Since it can be used effectively, it is also meaningful for increasing luminosity.

DETAILED DESCRIPTION OF THE INVENTION As described in detail, the present invention provides a reflective film coated on the inner surface of a glass tube leaving two independent openings, a main opening and a sub-opening, which form a certain angle with respect to the tube axis. and a phosphor pattern adhered to the reflective film and the sub-aperture, so compared to conventional ones, a single lamp can illuminate documents in optical reading devices such as copying machines. In addition to serving as a lamp for use in photoconductor drums, it can also serve as a lamp for purposes other than document illumination, such as for static neutralization of photoconductor drums.Moreover, it can suppress the reduction in light output due to the main aperture, and can be used as an optical lamp for copying machines, etc. It is possible to provide a reflective fluorescent lamp for optical equipment which has excellent effects such as miniaturization, power saving, and cost reduction of the equipment.

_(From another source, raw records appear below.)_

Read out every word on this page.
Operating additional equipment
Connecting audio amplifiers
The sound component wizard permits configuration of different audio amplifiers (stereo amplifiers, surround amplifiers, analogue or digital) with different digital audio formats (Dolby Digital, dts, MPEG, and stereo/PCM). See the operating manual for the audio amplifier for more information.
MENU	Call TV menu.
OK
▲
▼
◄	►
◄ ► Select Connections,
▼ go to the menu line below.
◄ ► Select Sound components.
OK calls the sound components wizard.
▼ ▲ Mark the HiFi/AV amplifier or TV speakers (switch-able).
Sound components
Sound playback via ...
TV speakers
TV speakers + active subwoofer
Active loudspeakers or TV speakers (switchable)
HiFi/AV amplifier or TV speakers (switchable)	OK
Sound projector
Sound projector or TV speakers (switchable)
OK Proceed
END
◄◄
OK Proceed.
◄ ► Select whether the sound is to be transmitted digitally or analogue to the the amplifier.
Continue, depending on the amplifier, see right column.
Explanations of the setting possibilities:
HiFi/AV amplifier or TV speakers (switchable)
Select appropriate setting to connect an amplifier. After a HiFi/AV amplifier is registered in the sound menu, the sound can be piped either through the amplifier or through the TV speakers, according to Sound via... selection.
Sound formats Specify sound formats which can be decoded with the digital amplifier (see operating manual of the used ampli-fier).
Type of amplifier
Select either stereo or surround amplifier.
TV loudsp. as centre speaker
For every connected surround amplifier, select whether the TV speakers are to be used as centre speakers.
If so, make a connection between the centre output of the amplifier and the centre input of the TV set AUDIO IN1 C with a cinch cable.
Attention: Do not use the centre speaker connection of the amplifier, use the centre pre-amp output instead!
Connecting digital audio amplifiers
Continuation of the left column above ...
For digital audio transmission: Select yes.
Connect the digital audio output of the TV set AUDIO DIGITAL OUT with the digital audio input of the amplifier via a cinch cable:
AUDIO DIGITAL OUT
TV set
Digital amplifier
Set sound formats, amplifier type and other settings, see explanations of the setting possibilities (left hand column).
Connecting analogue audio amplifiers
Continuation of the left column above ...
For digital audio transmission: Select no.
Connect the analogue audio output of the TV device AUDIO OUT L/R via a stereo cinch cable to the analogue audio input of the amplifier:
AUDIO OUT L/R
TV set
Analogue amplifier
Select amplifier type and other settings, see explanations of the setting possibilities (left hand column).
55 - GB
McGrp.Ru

[Brief explanation of the drawing]

Fig. 1 is a partially cutaway front view of a reflective fluorescent lamp for optical equipment, which is an embodiment of the present invention, Fig. 2 is an enlarged cross-sectional view of the main part, and Fig. 3 shows luminous intensity values versus lamp rotation angles. It is a diagram. 1... Glass tube, 2... Electrode, 3...
... Main opening part, 4... Sub-opening part, 5.
... Reflective film, 6... Fluorescent film. Name of agent: Patent attorney Toshio Nakao and 1 other person No. 1
Figure 15z 3 Figure 2 Figure 3 The main opening is closed. Rump bTiJ turning angle (°N Procedural Amendments Showa rl June 160 240 Special 3 ``Dear Director-General of the Agency [) 1 Indication of Case 1986 Patent Application No. 220010 2 Title of Invention Reflective Fluorescent Lamp for Optical Instruments 3 Person making the amendment Go (°1) Patent Applicant 1, Address 1006 Bold Kadoma, Kadoma City, Osaka Prefecture
Address name (j. (584) Hoo Electronics Industry (Zhu Shiki Company E: 2<'+4 Fujimoto
- Husband 4 agent 〒571 (1, address Matsushita Electric Industrial, 1006 Kadoma, Kadoma City, Osaka Prefecture) The description of the scope has been amended as shown in the attached sheet. (2) "Unexamined Japanese Patent Publication No. 52-10775
"Publication No. 100775" will be corrected to "Unexamined Japanese Patent Publication No. 52-100775." (3) Amend Figure 2 of the drawing as shown in the attached sheet. 2. Claims A glass tube, electrodes provided at both ends of the glass tube,
The rare gas and mercury sealed in the glass tube are deposited on the inner surface of the glass tube leaving two independent openings, a main opening and a sub-opening, which form a certain angle with respect to the tube axis. 1. A reflective fluorescent lamp for optical equipment, comprising: a reflective film; and a phosphor film deposited on the reflective film and on the sub-opening portion. Figure 2, 9 Procedural amendment November 1, 1985 To the Director of the Japan Patent and Trademark Fund Agency Sono 1 Indication of the 1981 '41' Patent Application No. 220010 2 Invention Masterpiece Reflective Fluorescent Lamp for Optical Instruments 3 Urasa Person 'ii'f'l and υ) 1:4j Patent
Application Appointment No. 1r 1006 Oaza Kadoma, Kadoma City, Osaka Prefecture; 3', i;, (584) Fujimoto, President of the Pope Electronics Industry Co., Ltd.
Husband 4 Agent 571 Address 1006 Oaza Kadoma, Kadoma City, Osaka Prefecture, Matsushita Electric Industrial Co., Ltd. 6, Statement of Contents of Amendment, page 7, line 14, BaMg2A3, 60.
:Eu2+:Mg2 note wor BaMg2A3,6027
Correct Ju2+, Mn”j.

Claims (1)

[Claims] A glass tube, electrodes provided at both ends of the glass tube, rare gas and mercury sealed in the glass tube, and a main opening portion and a sub-opening portion forming a certain angle with respect to the tube axis on the inner surface of the glass tube. An optical system comprising: a reflective film deposited on an aperture portion leaving two independent aperture portions; and a phosphor film deposited on the reflective film and on the sub-aperture portion. Reflective fluorescent lamp for equipment.